On December 28, 1903, the sheriff returned the writ credited with the net proceeds of sale, which were insufficient to satisfy plaintiff’s judgment in full.
*67The evidence does not show that the seizing creditor ordered the return of the writ.
On the contrary, on January 2, 1904, the plaintiff appeared, and filed his answer to the intervention and third opposition, denying the vendor’s privilege claimed; alleging that, if it ever existed, it became subordinated to xolaintiff’s mortgage, because the machinery had become immovable by destination, and subject to said mortgage; and further alleging that, if said vendor’s privilege ever existed, it had been extinguished by the payment by defendant of the notes given for the purchase price.
The record before us does not show that the cause was put at issue as to the other two defendants.

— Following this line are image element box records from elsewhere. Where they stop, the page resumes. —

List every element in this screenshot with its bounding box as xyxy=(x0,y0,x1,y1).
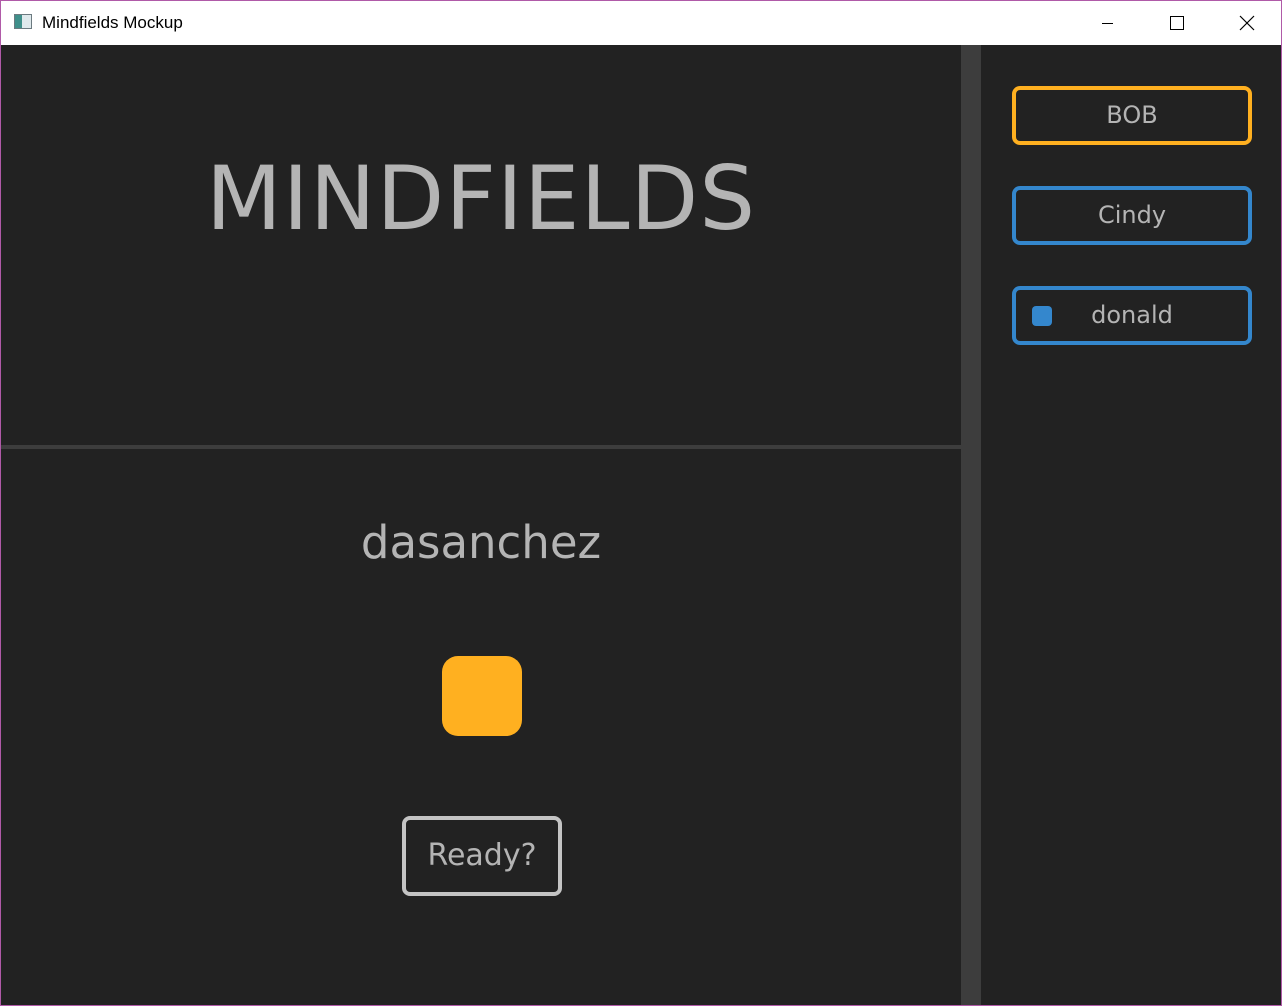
app-window: Mindfields Mockup MINDFIELDS dasanchez R… xyxy=(0,0,1282,1006)
player-color-swatch[interactable] xyxy=(442,656,522,736)
title-bar[interactable]: Mindfields Mockup xyxy=(1,1,1281,45)
player-card-donald[interactable]: donald xyxy=(1012,286,1252,345)
close-icon xyxy=(1239,15,1255,31)
vertical-splitter[interactable] xyxy=(961,45,981,1005)
player-ready-indicator xyxy=(1032,306,1052,326)
horizontal-divider xyxy=(1,445,961,449)
close-button[interactable] xyxy=(1212,1,1280,45)
game-title: MINDFIELDS xyxy=(205,147,757,250)
player-card-cindy[interactable]: Cindy xyxy=(1012,186,1252,245)
app-window-icon xyxy=(14,14,32,29)
username-label: dasanchez xyxy=(360,516,602,569)
player-name: BOB xyxy=(1106,101,1158,129)
player-card-bob[interactable]: BOB xyxy=(1012,86,1252,145)
ready-button[interactable]: Ready? xyxy=(402,816,562,896)
minimize-button[interactable] xyxy=(1073,1,1141,45)
player-name: donald xyxy=(1091,301,1173,329)
minimize-icon xyxy=(1102,23,1113,24)
maximize-button[interactable] xyxy=(1143,1,1211,45)
window-title: Mindfields Mockup xyxy=(42,13,183,32)
maximize-icon xyxy=(1170,16,1184,30)
player-name: Cindy xyxy=(1097,201,1167,229)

The proceedings on the day fixed for the trial are thus set forth in the judgment of the court a qua:
“In the above mentioned and entitled cause, the same having been fixed for trial according to previous assignment, and on the day assigned all parties in interest being ready for trial, the same was accordingly taken up for trial on- issue joined, and the interveners and third opponents having read their petition of intervention and third opposition, when the seizing creditor, W. S. E. Sevey, through his counsel, urged the objection to the further proceedings with said cause for the reason that the sheriff had made his return, and that the seizing creditor had withdrawn the seizure of the property upon which interveners and third opponents claimed a vendor’s lien and privilege, and that said intervention and third opposition must be dismissed, which exception was maintained. It is therefore ordered, adjudged, and decreed that the intervention and third opposition of the Dodge Manufacturing Company filed in the above numbered and entitled cause be dismissed at the costs of interveners and third opponents.”
The minutes read as follows:
“The petition of the third opponents having been read, counsel for plaintiff in the case asks the court to dismiss this proceeding on the ground that there is nothing against which the third opponents can operate, for the reason that there is no writ in the hands of the sheriff; the writ having been returned, and the seizure of the property on which the third opposition was based having been released, and no sale of the same having taken place; which objection was maintained by the court, and the case was dismissed.”
Prom the said judgment of dismissal the Dodge Manufacturing Company has appealed.
On the face of the papers the intervention should not have been dismissed.
Intervener sought a personal judgment against his debtor, with recognition of his vendor’s privilege, which did not depend on the seizure of the property, and was not extinguished by the alleged release of the property. 2 Hennen’s Digest, p. 1238, No. 9.
The motion or exception which was sustained must have been oral, as the only evidence of its existence is the recital on the minutes and in the judgment.
The Code of Practice requires the answer and all pleas and exceptions to be in writing.
The matter orally urged went to the ex-tinguishment of the privilege of intervener and third opponent and to the dismissal of the proceedings, and should have been specially pleaded.
As the record reads, the judgment of dismissal was based on an oral suggestion and on the face of the sheriff’s return, which was not filed in evidence. The cause was not tried on the issue joined between the parties or on any plea of record.
This proceeding was irregular, and not warranted by the rules of practice.-
It is therefore ordered, adjudged, and decreed that the judgment appealed from be annulled, avoided, and reversed, and that this cause be remanded for further proceedings according to law.